Before the seminar two, please make sure you have the following packaged installed: "zoo", "lubridate", "car", "tseries", "rugarch", "rmgarch" and "reshape2". You can install package using install.packages()
command.
The plan for this week:
1. Install and load packages
2. Basic Data Handling
3. Save Data Frames
4. Create, customize and export plots
One of the most useful features of R is its large library of packages. Although the base R package is very powerful, there are thousands of community-built packages to perform specific tasks that can save us the effort of programming some things from scratch. The complete list of available R packages can be found here: https://cran.r-project.org.
To install a package, type in the console: install.packages("name_of_package")
, and after installed, you can load it with: library(name_of_package)
.
It is considered a good practice to start your .R script with loading all the libraries that will be used in your program.
In the Information pane of RStudio, you can access the list of packages that are installed in your R environment:
By clicking on a package's name, you will see all the information it contains
Make sure you have the following packages installed:
install.packages("zoo")
install.packages("lubridate")
install.packages("tseries")
install.packages("rugarch")
install.packages("rmgarch")
install.packages("reshape2")
install.packages("car")
library(reshape2)
library(lubridate)
The first thing to do when working with new data is cleaning it. Let's load the data downloaded in the previous class and take a look at it:
data <- read.csv("crsp.csv")
head(data)
The format of this table is a data.frame
. This is a type of variable that allows us to store data of different nature (numbers, characters, dates, etc.)
class(data)
We are interested in having a data frame that holds the price of each stock over time, and another one that holds the returns. We will use the current TICKER
of the stocks as the identifying name for each company.

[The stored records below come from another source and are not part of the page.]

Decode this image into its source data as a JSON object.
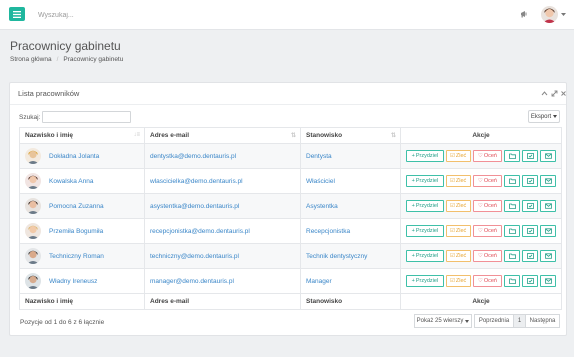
{
  "header": {
    "search_placeholder": "Wyszukaj...",
    "menu_icon": "hamburger-icon",
    "announce_icon": "megaphone-icon",
    "colors": {
      "accent": "#1fb79e",
      "link": "#3a86c8"
    }
  },
  "page": {
    "title": "Pracownicy gabinetu",
    "breadcrumb": [
      "Strona główna",
      "Pracownicy gabinetu"
    ]
  },
  "panel": {
    "title": "Lista pracowników",
    "filter_label": "Szukaj:",
    "export_label": "Eksport",
    "columns": [
      "Nazwisko i imię",
      "Adres e-mail",
      "Stanowisko",
      "Akcje"
    ],
    "action_labels": {
      "assign": "Przydziel",
      "order": "Zleć",
      "rate": "Oceń"
    },
    "rows": [
      {
        "name": "Dokładna Jolanta",
        "email": "dentystka@demo.dentauris.pl",
        "position": "Dentysta"
      },
      {
        "name": "Kowalska Anna",
        "email": "wlascicielka@demo.dentauris.pl",
        "position": "Właściciel"
      },
      {
        "name": "Pomocna Zuzanna",
        "email": "asystentka@demo.dentauris.pl",
        "position": "Asystentka"
      },
      {
        "name": "Przemiła Bogumiła",
        "email": "recepcjonistka@demo.dentauris.pl",
        "position": "Recepcjonistka"
      },
      {
        "name": "Techniczny Roman",
        "email": "techniczny@demo.dentauris.pl",
        "position": "Technik dentystyczny"
      },
      {
        "name": "Władny Ireneusz",
        "email": "manager@demo.dentauris.pl",
        "position": "Manager"
      }
    ],
    "info": "Pozycje od 1 do 6 z 6 łącznie",
    "pagination": {
      "page_size": "Pokaż 25 wierszy",
      "prev": "Poprzednia",
      "current": "1",
      "next": "Następna"
    }
  }
}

Let's start with prices. Before building our data frame, we need to adjust the prices with the Cumulative Factor to Adjust Prices, or CFACPR
. The reason is that the PRC
variable does not take into account stock splits, which can lead us to believe that the price of a stock halved in a day, when the reason for this drop is no more than a stock split. To adjust for this, we will divide the column PRC
by CFACPR
. For comparison, we will keep the unadjusted prices in a Unadjusted_PRC
.
# Keeping the unadjusted prices in a new column
data$Unadjusted_PRC <- data$PRC
# Modifying the PRC column
data$Adjusted_PRC <- data$PRC / data$CFACPR
head(data)
Now that we have the correct prices, we will select the date and price columns for each stock and put them into a variable with the ticker name. Afterwards, we have to rename the price column to the ticker name. For example, for MSFT:
# Getting the date and Adjusted_PRC variables for Microsoft
MSFT <- data[data$PERMNO == 10107, c("date", "Adjusted_PRC")]
# Renaming Adjusted_PRC to MSFT
names(MSFT)[2] <- "MSFT"
# Now we do the same for the five others
XOM <- data[data$PERMNO==11850, c("date", "Adjusted_PRC")]
names(XOM)[2] <- "XOM"
GE <- data[data$PERMNO==12060, c("date", "Adjusted_PRC")]
names(GE)[2] <- "GE"
JPM <- data[data$PERMNO==47896, c("date", "Adjusted_PRC")]
names(JPM)[2] <- "JPM"
INTC <- data[data$PERMNO==59328, c("date", "Adjusted_PRC")]
names(INTC)[2] <- "INTC"
C <- data[data$PERMNO==70519, c("date", "Adjusted_PRC")]
names(C)[2] <- "C"
# And merge all into a single table called PRC using the merge() function
PRC <- merge(MSFT, XOM)
PRC <- merge(PRC, GE)
PRC <- merge(PRC, JPM)
PRC <- merge(PRC, INTC)
PRC <- merge(PRC, C)
head(PRC)
We got the output we wanted, but it involved several lines of basically copy-pasting the same code.
As a challenge, you can try to replicate the process using a for
loop.
Also, we could have saved us this trouble by using a package. R has thousands of packages with functions that can help us easily get the output we are looking for. We are going to create another table using the dcast
function from the reshape2
package.
To get an overview of meaning of aruguments for function dcast
, we can check its documentation by:
?dcast
date ~ PERMNO
means each row is data from same date
and each column is data from same PERMNO
, value.var
is the column of the input data frame that will be filled into the new data frame.
# Remove the previous variable
rm(PRC)
# Create a new data frame
PRC <- dcast(data, date ~ PERMNO, value.var = "Adjusted_PRC")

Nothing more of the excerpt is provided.